Configure the [default] entry in the credentials file with the appropriate object storage credentials. The credentials file can contain multiple credential profiles, if a different profile name is used be sure to also set the s3 backend profile option in the Terraform configuration.

E.g. for OCI Object Storage:

[default]
aws_access_key_id=ocid1.credential.oc1..aaaaaaaasbmhehdmefolvqwtbdjgwfsojsgxgipdbph7odn2bwgurgsyztca
aws_secret_access_key=mSTdaWhlbWj3ty4JZClm0NUZV52elImWjayJLJ6OH9A=

Where aws_access_key_id and aws_secret_access_key are the user specific values provided from the OCI console.

E.g. For OCI Classic Object Storage:

[default]
aws_access_key_id=Storage-acme
aws_secret_access_key=SecretKey1

Where aws_access_key_id can be obtained from the Storage Classic REST Endpoint shown in the My Services console. Set aws_secret_access_key to s3 key configured on the storage account.
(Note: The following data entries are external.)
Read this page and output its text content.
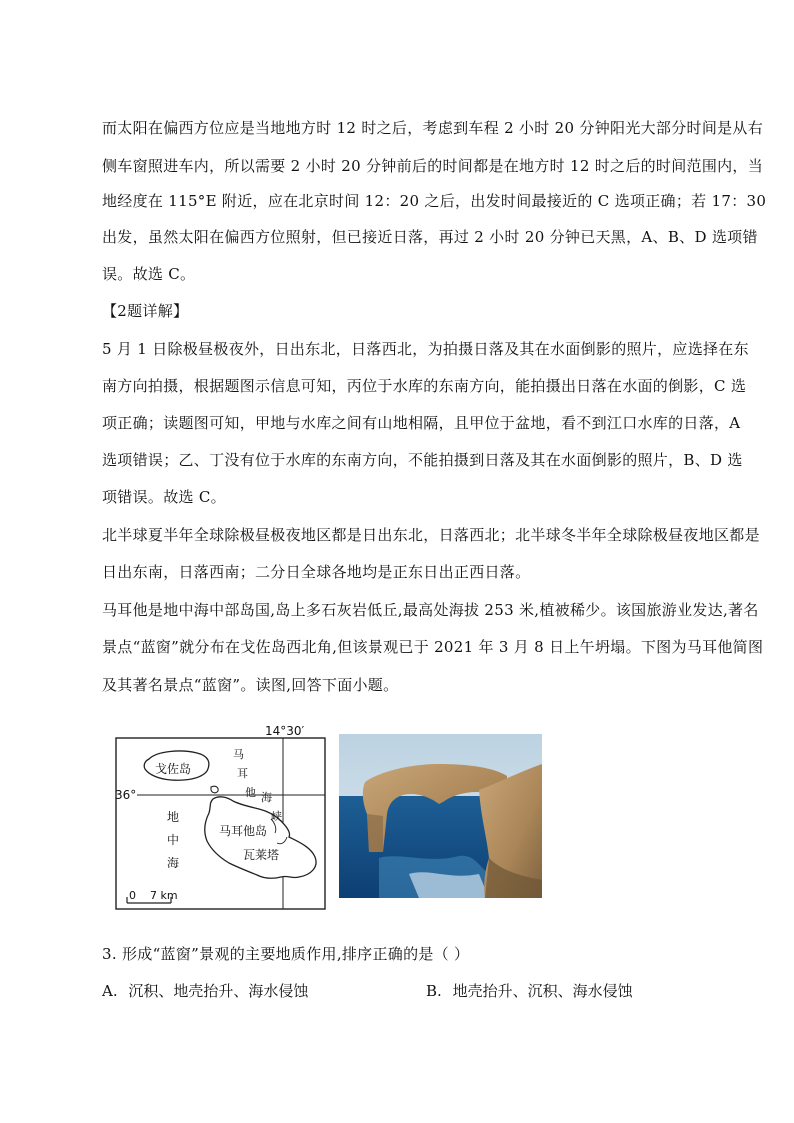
而太阳在偏西方位应是当地地方时 12 时之后，考虑到车程 2 小时 20 分钟阳光大部分时间是从右
侧车窗照进车内，所以需要 2 小时 20 分钟前后的时间都是在地方时 12 时之后的时间范围内，当
地经度在 115°E 附近，应在北京时间 12：20 之后，出发时间最接近的 C 选项正确；若 17：30
出发，虽然太阳在偏西方位照射，但已接近日落，再过 2 小时 20 分钟已天黑，A、B、D 选项错
误。故选 C。
【2题详解】
5 月 1 日除极昼极夜外，日出东北，日落西北，为拍摄日落及其在水面倒影的照片，应选择在东
南方向拍摄，根据题图示信息可知，丙位于水库的东南方向，能拍摄出日落在水面的倒影，C 选
项正确；读题图可知，甲地与水库之间有山地相隔，且甲位于盆地，看不到江口水库的日落，A
选项错误；乙、丁没有位于水库的东南方向，不能拍摄到日落及其在水面倒影的照片，B、D 选
项错误。故选 C。
北半球夏半年全球除极昼极夜地区都是日出东北，日落西北；北半球冬半年全球除极昼夜地区都是
日出东南，日落西南；二分日全球各地均是正东日出正西日落。
马耳他是地中海中部岛国,岛上多石灰岩低丘,最高处海拔 253 米,植被稀少。该国旅游业发达,著名
景点“蓝窗”就分布在戈佐岛西北角,但该景观已于 2021 年 3 月 8 日上午坍塌。下图为马耳他简图
及其著名景点“蓝窗”。读图,回答下面小题。
14°30′
36°
戈佐岛
马
耳
他 海
峡
地
中
海
马耳他岛
瓦莱塔
0    7 km
3. 形成“蓝窗”景观的主要地质作用,排序正确的是（ ）
A. 沉积、地壳抬升、海水侵蚀	B. 地壳抬升、沉积、海水侵蚀
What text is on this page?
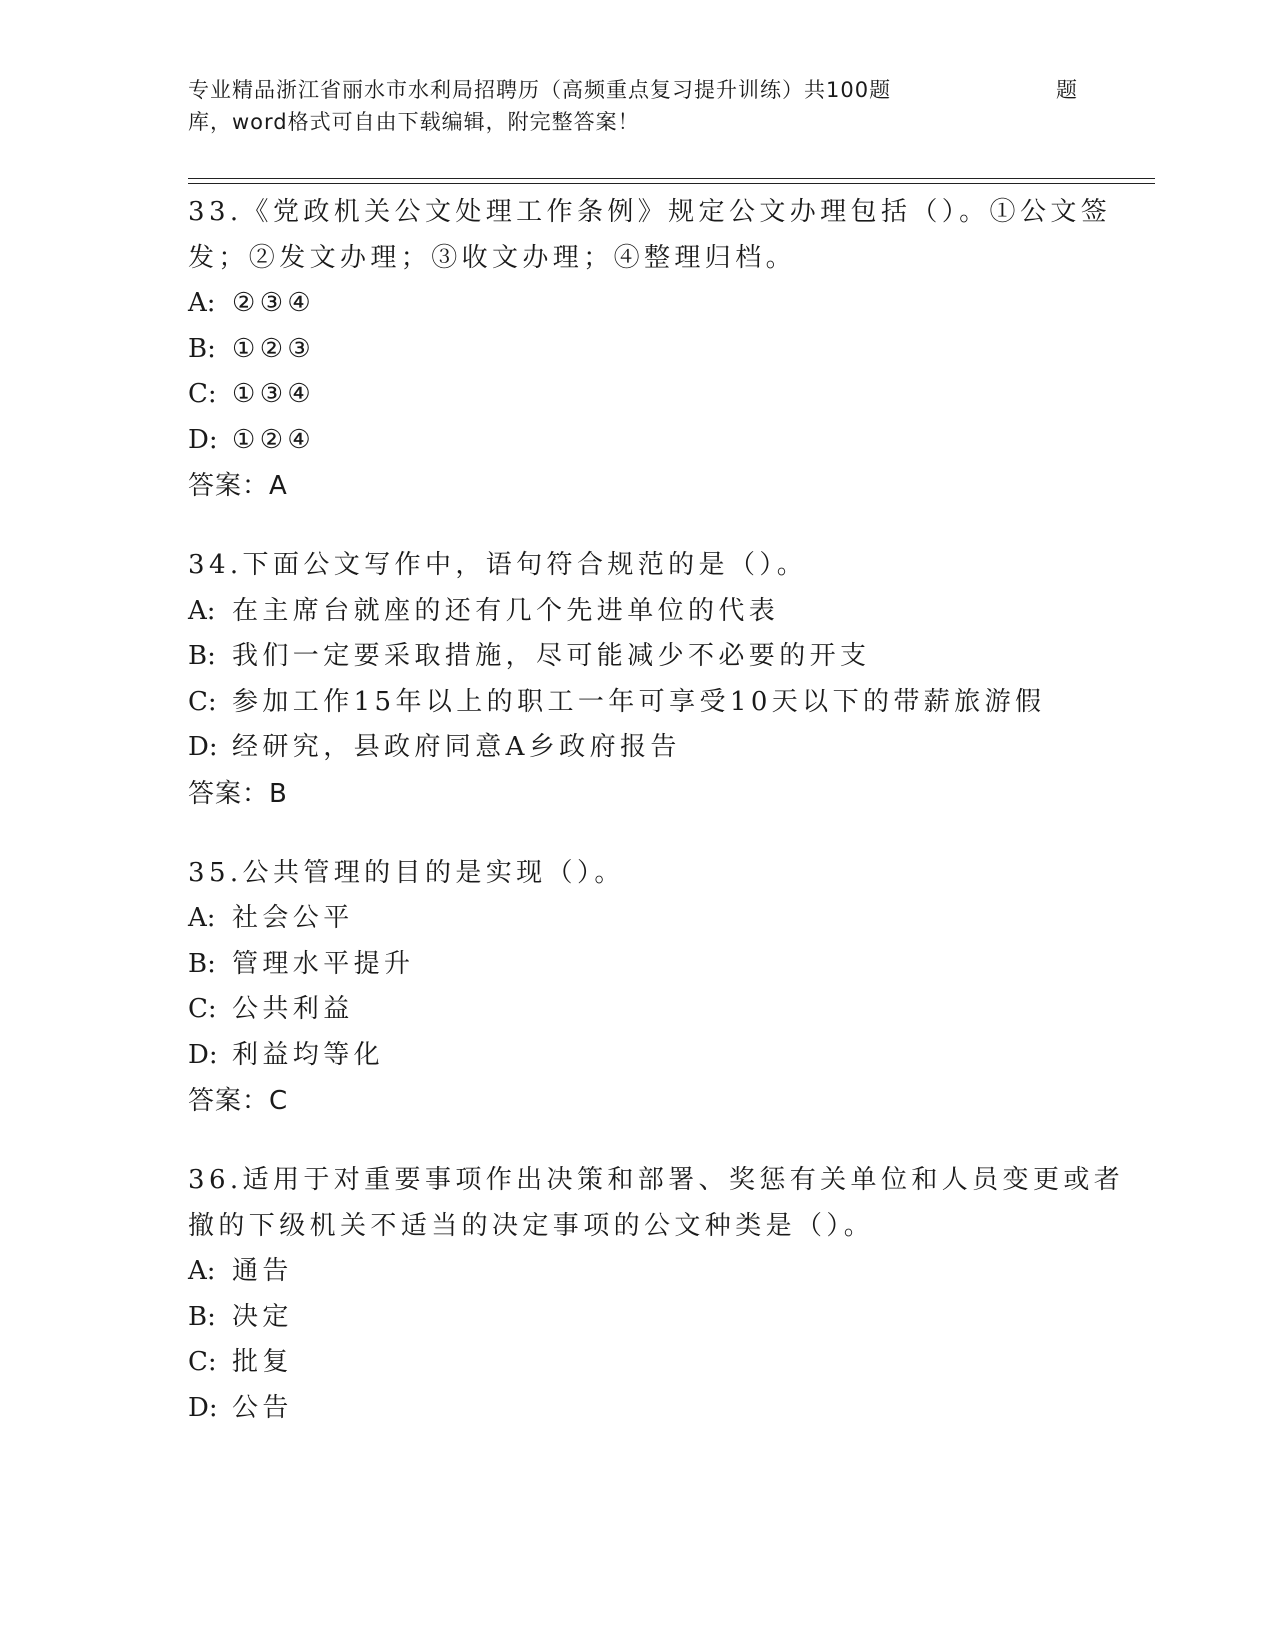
专业精品浙江省丽水市水利局招聘历（高频重点复习提升训练）共100题	题
库，word格式可自由下载编辑，附完整答案！
33.《党政机关公文处理工作条例》规定公文办理包括（）。①公文签
发；②发文办理；③收文办理；④整理归档。
A: ②③④
B: ①②③
C: ①③④
D: ①②④
答案：A
34.下面公文写作中，语句符合规范的是（）。
A: 在主席台就座的还有几个先进单位的代表
B: 我们一定要采取措施，尽可能减少不必要的开支
C: 参加工作15年以上的职工一年可享受10天以下的带薪旅游假
D: 经研究，县政府同意A乡政府报告
答案：B
35.公共管理的目的是实现（）。
A: 社会公平
B: 管理水平提升
C: 公共利益
D: 利益均等化
答案：C
36.适用于对重要事项作出决策和部署、奖惩有关单位和人员变更或者
撤的下级机关不适当的决定事项的公文种类是（）。
A: 通告
B: 决定
C: 批复
D: 公告
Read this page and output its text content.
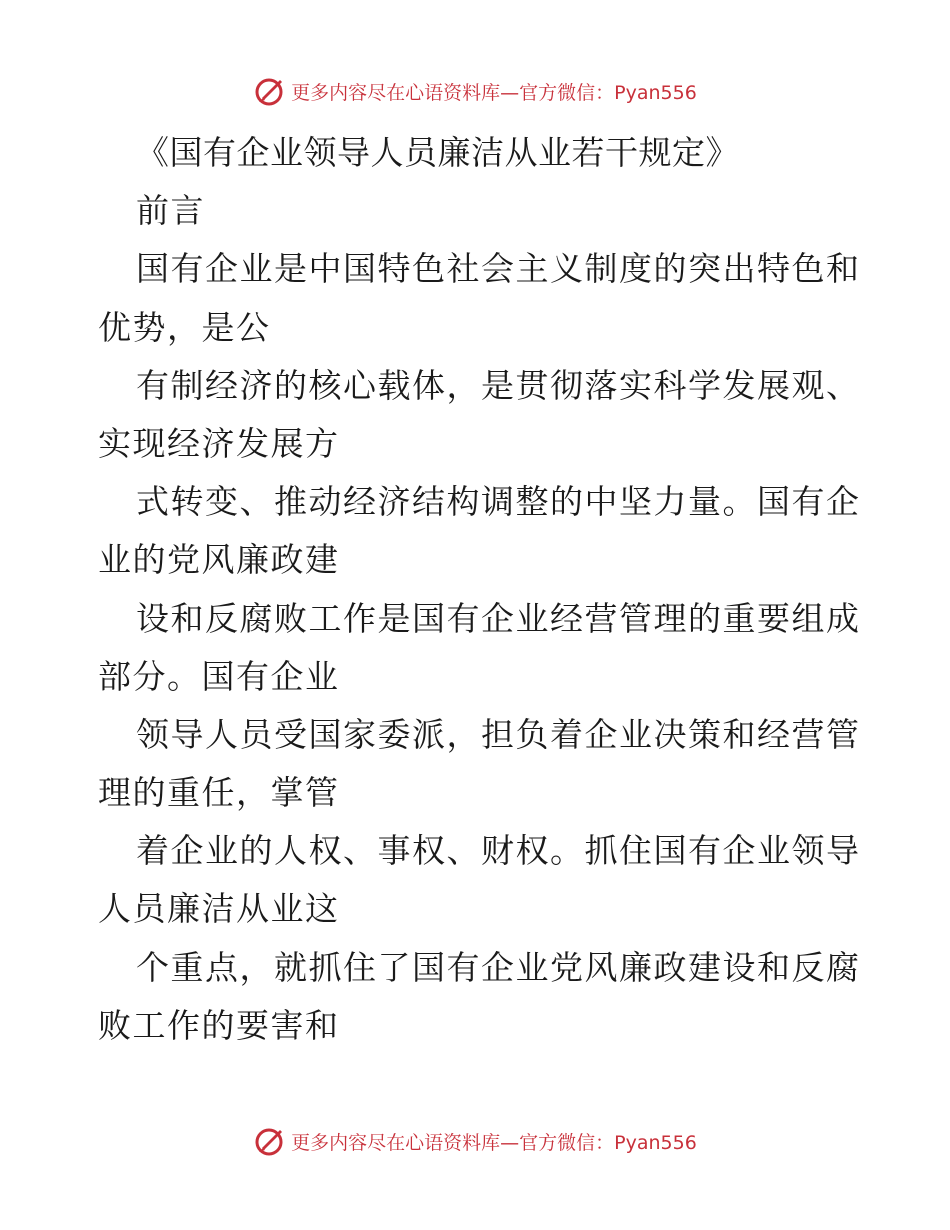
更多内容尽在心语资料库—官方微信：Pyan556
《国有企业领导人员廉洁从业若干规定》
前言
国有企业是中国特色社会主义制度的突出特色和
优势，是公
有制经济的核心载体，是贯彻落实科学发展观、
实现经济发展方
式转变、推动经济结构调整的中坚力量。国有企
业的党风廉政建
设和反腐败工作是国有企业经营管理的重要组成
部分。国有企业
领导人员受国家委派，担负着企业决策和经营管
理的重任，掌管
着企业的人权、事权、财权。抓住国有企业领导
人员廉洁从业这
个重点，就抓住了国有企业党风廉政建设和反腐
败工作的要害和
更多内容尽在心语资料库—官方微信：Pyan556
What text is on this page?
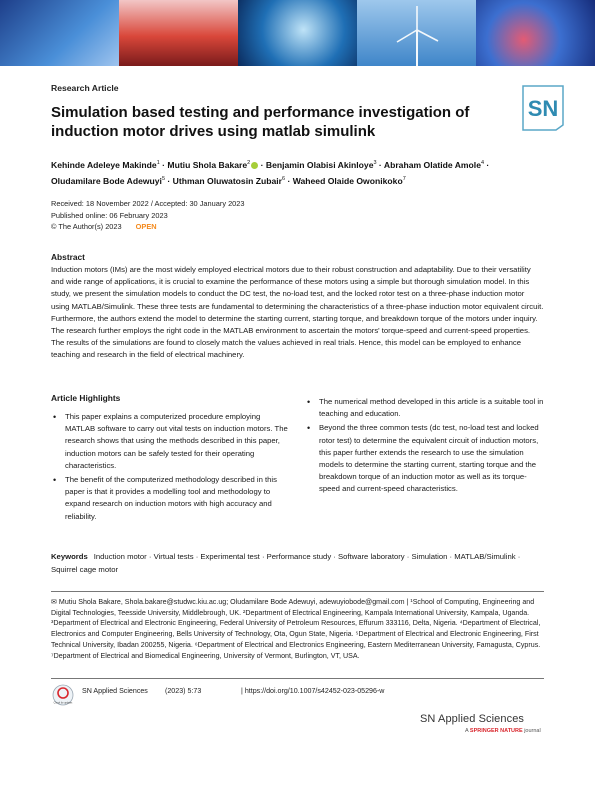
Research Article
Simulation based testing and performance investigation of induction motor drives using matlab simulink
SN
Kehinde Adeleye Makinde$^1$ · Mutiu Shola Bakare$^2$ · Benjamin Olabisi Akinloye$^3$ · Abraham Olatide Amole$^4$ ·
Oludamilare Bode Adewuyi$^5$ · Uthman Oluwatosin Zubair$^6$ · Waheed Olaide Owonikoko$^7$
Received: 18 November 2022 / Accepted: 30 January 2023
Published online: 06 February 2023
© The Author(s) 2023 OPEN
Abstract

Induction motors (IMs) are the most widely employed electrical motors due to their robust construction and adaptability. Due to their versatility and wide range of applications, it is crucial to examine the performance of these motors using a simple but thorough simulation model. In this study, we present the simulation models to conduct the DC test, the no-load test, and the locked rotor test on a three-phase induction motor using MATLAB/Simulink. These three tests are fundamental to determining the characteristics of a three-phase induction motor equivalent circuit. Furthermore, the authors extend the model to determine the starting current, starting torque, and breakdown torque of the motors under inquiry. The research further employs the right code in the MATLAB environment to ascertain the motors' torque-speed and current-speed properties. The results of the simulations are found to closely match the values achieved in real trials. Hence, this model can be employed to enhance teaching and research in the field of electrical machinery.

Article Highlights
• This paper explains a computerized procedure employing MATLAB software to carry out vital tests on induction motors. The research shows that using the methods described in this paper, induction motors can be safely tested for their operating characteristics.
• The benefit of the computerized methodology described in this paper is that it provides a modelling tool and methodology to expand research on induction motors with high accuracy and reliability.
• The numerical method developed in this article is a suitable tool in teaching and education.
• Beyond the three common tests (dc test, no-load test and locked rotor test) to determine the equivalent circuit of induction motors, this paper further extends the research to use the simulation models to determine the starting current, starting torque and the breakdown torque of an induction motor as well as its torque-speed and current-speed characteristics.
Keywords Induction motor · Virtual tests · Experimental test · Performance study · Software laboratory · Simulation · MATLAB/Simulink · Squirrel cage motor

✉ Mutiu Shola Bakare, Shola.bakare@studwc.kiu.ac.ug; Oludamilare Bode Adewuyi, adewuyiobode@gmail.com | ¹School of Computing, Engineering and Digital Technologies, Teesside University, Middlebrough, UK. ²Department of Electrical Engineering, Kampala International University, Kampala, Uganda. ³Department of Electrical and Electronic Engineering, Federal University of Petroleum Resources, Effurum 333116, Delta, Nigeria. ⁴Department of Electrical, Electronics and Computer Engineering, Bells University of Technology, Ota, Ogun State, Nigeria. ⁵Department of Electrical and Electronic Engineering, First Technical University, Ibadan 200255, Nigeria. ⁶Department of Electrical and Electronics Engineering, Eastern Mediterranean University, Famagusta, Cyprus. ⁷Department of Electrical and Biomedical Engineering, University of Vermont, Burlington, VT, USA.

Check for updates
SN Applied Sciences (2023) 5:73	| https://doi.org/10.1007/s42452-023-05296-w
SN Applied Sciences
A SPRINGER NATURE journal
REST Endpoint https://{foo}.storage.oraclecloud.com/v1/Storage-{bar}
\_________________ _________________/ \_____ _____/
v v
endpoint access_key_id

In the Terraform s3 backend configuration set the OCI or OCI Classic object storage endpoint in the format:

OCI Object Storage:
https://{tenancy}.compat.objectstorage.{region}.oraclecloud.com

Storage Classic:
https://{foo}.storage.oraclecloud.com

Example Object Storage S3 backend configuration

terraform {
backend "s3" {
bucket = "terraform-state"
key = "terraform.tfstate"
region = "us-phoenix-1"
endpoint = "https://acme.compat.objectstorage.us-phoenix-1.oraclecloud.com"
    skip_region_validation      = true
skip_credentials_validation = true
skip_requesting_account_id = true
skip_get_ec2_platforms = true
skip_metadata_api_check = true
force_path_style = true
}
}

Similar to the HTTP backend example, the s3 backend configuration can also be used for the terraform_remote_state data source for sharing state across Terraform projects

After configuring the backend, run terraform init to complete the setup. If you have an existing terraform.tfstate then Terraform will prompt to confirm that the current state should be uploaded to the remote state.